Gulf Cooperation Council Can Make a Clean Energy Transition: Here’s How

The impact of fossil fuel on our planet is a growing concern for global leaders. The Gulf Cooperation Council has the potential to lead the charge for renewable energy.

Modern city and environmental technology concept. Sustainable development goals. SDGs. © metamorworks / shutterstock.com

July 19, 2023 23:42 EDT

As concerns continue to grow over fossil fuels’ impact on our planet, so do calls on oil and gas producers to do more to mitigate climate change and related environmental challenges. These include the Gulf Cooperation Council (GCC) countries currently engaged in national efforts to reduce reliance on hydrocarbons for economic growth. In doing so, the GCC may contribute to the global push for net zero. This is due to the region’s potential to become a renewable energy and clean fuel hub.

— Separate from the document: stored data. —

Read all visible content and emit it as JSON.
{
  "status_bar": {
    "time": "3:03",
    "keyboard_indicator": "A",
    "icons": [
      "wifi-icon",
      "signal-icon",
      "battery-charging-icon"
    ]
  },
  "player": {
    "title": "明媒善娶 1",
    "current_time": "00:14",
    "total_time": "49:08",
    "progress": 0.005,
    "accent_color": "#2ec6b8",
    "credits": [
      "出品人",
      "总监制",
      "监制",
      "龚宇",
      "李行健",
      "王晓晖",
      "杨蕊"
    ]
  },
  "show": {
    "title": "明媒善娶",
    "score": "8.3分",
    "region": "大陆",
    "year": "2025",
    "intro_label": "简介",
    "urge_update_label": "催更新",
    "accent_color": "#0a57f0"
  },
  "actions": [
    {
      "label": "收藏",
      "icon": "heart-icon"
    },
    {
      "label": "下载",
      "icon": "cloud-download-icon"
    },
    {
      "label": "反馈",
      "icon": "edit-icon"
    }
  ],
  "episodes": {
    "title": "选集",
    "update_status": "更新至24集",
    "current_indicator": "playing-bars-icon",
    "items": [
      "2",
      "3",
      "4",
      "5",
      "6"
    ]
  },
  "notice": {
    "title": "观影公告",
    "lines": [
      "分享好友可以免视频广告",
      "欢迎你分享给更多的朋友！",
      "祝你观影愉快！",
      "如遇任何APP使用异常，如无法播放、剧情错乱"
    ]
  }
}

The effort required to make this transition successful should not be underestimated. Fossil fuels continue to power practically every sector of the GCC’s economies, making them a significant source of greenhouse gas emissions. As things stand, hydrocarbons account for 99% of the GCC’s primary energy consumption, whereas the contribution of renewables to regional energy needs is a work in progress. The GCC has nevertheless spent the past decade trying to bridge this gap by initiating efforts to develop renewable energy while meeting its commitments to the Paris Agreement.

The GCC’s opportunity 

Boasting some of the highest sunlight levels in the world, GCC countries have invested heavily in solar power capabilities in recent years. Solar energy is an essential feature of Qatar’s National Environmental and Climate Change Strategy, which aims to reduce greenhouse gas emissions by 25% and increase non-gas power generation by 20% by 2030. To support this, the Al-Kharsaah Solar Power Plant came online in October 2022 and currently has a maximum capacity of 800 megawatts (MW). Building on the mass deployment of electric buses during FIFA World Cup 2022, Kahramaa (Qatar’s general electricity and water corporation) plans to install up to 1000 EV charging stations by the end of the decade to promote green transportation.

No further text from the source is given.